The proposal to adopt the Electronic Health Recording system in the health care sector in the United States of America by the medicine institute was aimed at improving the services offered to the patients. The then president George W Bush conceived the idea positively. The government then started an initiative to set some incentives to ensure that the system was fully adopted within three decades. Some of the services have already adopted the systems while others have failed due to several issues that hindered the full implementation. However, the government is fully committed to ensure that all the medical providers have adopted the EHR system. The Health Information Management Association has been mandated to ensure that the system is fully implemented by 2015 by coming up with the best ways that can be used during the implementation. The HIMA also ensures that all the issues arising because of implementation of the EHR are fully solved (Baylina, & Moreira, 2011)
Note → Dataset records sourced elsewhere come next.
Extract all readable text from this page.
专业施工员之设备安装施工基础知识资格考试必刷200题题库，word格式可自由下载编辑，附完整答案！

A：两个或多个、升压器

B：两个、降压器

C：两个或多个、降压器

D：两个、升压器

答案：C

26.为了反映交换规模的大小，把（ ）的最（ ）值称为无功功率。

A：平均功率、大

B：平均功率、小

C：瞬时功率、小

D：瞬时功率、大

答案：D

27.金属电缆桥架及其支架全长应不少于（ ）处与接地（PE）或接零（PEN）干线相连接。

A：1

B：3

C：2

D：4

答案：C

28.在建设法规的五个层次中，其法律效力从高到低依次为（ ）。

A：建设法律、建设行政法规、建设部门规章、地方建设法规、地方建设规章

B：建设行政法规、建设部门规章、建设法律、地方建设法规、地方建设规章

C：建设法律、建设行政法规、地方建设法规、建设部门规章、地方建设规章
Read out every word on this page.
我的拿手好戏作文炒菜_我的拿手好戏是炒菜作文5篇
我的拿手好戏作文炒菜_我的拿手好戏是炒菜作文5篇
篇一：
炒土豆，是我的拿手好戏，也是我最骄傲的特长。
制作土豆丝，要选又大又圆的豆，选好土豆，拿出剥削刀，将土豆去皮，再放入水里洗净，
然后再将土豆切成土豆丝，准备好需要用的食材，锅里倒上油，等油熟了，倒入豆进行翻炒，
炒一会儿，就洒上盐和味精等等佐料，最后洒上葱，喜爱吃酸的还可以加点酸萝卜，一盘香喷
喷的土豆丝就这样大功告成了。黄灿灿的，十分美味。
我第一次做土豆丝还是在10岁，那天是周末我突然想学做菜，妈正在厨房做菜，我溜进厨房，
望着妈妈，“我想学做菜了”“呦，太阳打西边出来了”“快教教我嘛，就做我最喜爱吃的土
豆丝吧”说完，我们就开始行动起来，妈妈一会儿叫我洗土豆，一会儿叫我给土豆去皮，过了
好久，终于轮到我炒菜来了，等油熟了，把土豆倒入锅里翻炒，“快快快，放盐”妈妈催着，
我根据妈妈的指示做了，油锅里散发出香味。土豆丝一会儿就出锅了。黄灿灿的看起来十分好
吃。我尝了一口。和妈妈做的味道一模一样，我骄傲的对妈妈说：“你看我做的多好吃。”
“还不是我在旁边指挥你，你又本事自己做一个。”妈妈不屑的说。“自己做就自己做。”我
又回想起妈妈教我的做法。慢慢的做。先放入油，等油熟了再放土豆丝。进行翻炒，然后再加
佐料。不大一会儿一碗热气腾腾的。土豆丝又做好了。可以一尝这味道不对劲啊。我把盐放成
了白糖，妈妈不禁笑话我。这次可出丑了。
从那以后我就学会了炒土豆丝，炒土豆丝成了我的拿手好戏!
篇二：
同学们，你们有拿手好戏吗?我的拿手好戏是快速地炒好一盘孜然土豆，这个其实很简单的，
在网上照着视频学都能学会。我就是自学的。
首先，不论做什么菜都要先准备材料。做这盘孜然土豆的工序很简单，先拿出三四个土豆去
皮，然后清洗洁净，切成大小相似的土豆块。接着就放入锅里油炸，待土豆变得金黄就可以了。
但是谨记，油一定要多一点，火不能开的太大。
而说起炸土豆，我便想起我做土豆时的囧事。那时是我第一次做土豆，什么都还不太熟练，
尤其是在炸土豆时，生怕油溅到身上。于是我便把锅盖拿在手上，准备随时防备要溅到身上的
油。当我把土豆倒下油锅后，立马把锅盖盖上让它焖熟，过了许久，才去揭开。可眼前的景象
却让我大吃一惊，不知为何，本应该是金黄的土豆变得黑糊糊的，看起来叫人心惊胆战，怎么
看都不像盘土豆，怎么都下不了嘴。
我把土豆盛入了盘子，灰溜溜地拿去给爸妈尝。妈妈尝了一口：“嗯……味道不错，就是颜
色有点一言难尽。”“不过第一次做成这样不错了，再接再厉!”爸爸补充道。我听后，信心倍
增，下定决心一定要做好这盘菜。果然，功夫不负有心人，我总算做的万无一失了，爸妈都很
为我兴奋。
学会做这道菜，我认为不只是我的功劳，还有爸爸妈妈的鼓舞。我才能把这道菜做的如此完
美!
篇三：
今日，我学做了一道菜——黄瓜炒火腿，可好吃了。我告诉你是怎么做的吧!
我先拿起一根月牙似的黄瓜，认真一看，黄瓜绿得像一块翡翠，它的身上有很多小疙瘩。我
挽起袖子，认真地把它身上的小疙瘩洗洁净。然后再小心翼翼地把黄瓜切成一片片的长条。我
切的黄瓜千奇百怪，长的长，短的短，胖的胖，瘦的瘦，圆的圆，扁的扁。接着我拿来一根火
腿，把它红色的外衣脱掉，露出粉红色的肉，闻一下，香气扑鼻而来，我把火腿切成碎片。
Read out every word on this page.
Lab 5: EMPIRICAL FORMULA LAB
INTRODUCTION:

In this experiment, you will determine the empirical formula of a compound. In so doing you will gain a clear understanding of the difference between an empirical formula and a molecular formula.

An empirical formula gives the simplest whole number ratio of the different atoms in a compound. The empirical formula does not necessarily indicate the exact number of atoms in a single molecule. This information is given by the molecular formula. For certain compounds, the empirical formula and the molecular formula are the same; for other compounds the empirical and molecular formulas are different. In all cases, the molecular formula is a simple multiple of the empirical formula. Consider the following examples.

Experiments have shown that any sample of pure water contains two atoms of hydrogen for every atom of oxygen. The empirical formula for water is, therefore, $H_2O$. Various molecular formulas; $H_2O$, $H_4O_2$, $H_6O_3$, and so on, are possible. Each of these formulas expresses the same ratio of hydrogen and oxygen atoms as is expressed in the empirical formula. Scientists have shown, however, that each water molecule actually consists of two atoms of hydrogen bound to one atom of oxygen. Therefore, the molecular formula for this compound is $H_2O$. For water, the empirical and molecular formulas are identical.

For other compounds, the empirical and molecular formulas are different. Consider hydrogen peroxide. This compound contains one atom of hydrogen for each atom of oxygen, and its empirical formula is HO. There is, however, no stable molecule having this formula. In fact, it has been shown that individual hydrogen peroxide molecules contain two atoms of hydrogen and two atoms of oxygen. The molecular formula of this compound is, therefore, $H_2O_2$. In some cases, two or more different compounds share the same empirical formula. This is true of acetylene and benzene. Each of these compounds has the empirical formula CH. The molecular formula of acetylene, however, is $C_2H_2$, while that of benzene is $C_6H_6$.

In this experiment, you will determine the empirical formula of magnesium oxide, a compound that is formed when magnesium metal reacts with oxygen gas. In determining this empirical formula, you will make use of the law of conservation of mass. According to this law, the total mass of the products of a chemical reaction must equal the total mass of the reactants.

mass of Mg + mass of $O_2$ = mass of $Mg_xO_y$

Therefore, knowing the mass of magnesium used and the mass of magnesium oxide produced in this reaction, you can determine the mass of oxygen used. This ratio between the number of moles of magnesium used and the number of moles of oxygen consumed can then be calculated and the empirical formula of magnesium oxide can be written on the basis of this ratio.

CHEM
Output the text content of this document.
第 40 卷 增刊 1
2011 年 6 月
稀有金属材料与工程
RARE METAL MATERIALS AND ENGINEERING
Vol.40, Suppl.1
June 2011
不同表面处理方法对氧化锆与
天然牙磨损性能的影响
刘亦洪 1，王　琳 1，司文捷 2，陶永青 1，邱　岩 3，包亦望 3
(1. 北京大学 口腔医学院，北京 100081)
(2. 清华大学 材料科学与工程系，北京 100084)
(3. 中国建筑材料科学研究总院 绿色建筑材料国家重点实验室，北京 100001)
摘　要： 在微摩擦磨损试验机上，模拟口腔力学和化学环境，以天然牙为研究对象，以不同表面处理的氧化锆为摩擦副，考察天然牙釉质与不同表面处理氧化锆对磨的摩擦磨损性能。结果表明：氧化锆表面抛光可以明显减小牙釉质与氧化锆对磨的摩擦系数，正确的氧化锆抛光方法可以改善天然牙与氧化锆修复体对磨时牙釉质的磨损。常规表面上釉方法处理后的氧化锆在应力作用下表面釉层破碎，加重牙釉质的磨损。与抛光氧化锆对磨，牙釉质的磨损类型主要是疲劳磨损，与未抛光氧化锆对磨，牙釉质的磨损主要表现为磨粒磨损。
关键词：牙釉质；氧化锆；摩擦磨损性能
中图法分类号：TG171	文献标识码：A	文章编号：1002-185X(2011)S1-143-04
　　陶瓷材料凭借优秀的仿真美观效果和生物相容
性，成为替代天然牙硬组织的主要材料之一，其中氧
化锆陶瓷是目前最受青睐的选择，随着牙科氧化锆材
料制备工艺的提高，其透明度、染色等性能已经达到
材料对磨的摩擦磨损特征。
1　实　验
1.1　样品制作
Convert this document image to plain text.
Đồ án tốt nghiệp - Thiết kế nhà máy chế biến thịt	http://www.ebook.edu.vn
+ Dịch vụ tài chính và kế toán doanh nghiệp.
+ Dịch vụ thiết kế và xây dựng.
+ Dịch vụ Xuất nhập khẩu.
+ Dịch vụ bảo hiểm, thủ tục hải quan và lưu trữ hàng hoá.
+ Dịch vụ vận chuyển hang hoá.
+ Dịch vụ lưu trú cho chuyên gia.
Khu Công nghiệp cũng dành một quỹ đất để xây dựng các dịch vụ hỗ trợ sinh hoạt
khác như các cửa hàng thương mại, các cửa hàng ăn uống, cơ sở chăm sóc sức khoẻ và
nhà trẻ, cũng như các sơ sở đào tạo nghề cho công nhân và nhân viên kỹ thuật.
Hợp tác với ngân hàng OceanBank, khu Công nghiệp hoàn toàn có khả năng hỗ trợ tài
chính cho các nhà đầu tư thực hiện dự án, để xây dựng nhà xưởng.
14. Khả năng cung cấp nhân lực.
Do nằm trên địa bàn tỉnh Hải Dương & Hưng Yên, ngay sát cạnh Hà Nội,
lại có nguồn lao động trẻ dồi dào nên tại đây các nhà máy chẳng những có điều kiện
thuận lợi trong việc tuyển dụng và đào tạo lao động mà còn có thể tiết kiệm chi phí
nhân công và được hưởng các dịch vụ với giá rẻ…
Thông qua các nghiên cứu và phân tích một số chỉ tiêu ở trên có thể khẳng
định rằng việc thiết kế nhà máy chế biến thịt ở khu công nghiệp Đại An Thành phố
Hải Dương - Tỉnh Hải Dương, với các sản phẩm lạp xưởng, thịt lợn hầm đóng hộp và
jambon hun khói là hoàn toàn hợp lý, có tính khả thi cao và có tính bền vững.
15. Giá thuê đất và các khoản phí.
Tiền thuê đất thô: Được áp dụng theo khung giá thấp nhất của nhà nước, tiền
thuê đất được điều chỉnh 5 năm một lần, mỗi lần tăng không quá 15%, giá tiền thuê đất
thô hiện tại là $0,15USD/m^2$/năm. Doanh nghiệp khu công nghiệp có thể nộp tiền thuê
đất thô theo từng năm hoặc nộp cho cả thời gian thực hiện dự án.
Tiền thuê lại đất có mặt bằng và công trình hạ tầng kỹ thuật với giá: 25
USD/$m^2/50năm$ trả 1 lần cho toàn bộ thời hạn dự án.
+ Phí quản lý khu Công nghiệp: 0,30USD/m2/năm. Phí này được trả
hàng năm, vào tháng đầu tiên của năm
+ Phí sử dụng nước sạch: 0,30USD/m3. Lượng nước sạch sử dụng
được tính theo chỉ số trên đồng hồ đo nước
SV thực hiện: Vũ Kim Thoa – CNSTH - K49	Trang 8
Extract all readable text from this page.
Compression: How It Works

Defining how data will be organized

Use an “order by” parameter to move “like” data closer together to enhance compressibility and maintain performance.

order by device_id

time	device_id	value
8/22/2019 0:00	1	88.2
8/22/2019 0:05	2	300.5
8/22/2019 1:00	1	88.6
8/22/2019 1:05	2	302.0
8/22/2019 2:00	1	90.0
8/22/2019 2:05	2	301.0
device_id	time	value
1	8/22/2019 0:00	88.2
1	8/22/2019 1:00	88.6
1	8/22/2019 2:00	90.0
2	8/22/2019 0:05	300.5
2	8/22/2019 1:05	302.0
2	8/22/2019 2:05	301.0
Baylina, P., & Moreira, P. (2011). Challenging healthcare-associated infections: a review of healthcare quality management issues. Journal of Management & Marketing In Healthcare, 4(4), 254-264. doi:10.1179/175330311X13016677137770

Francis, T. (2013). Electronic Health Records: Where we are and where we are going. Physician Executive39 (4), 82-84.

Friedman, D. J., Parrish, R., & Ross, D. A. (2013). Electronic Health Records and US Public Health: Current Realities and Future Promise. American Journal of Public Health103 (9), 1560-1567. doi:10.2105/AJPH.2013.301220

Walker, J. M., Bieber, E. J., & Richards, F. (2005). Implementing an electronic health record system. London: Springer.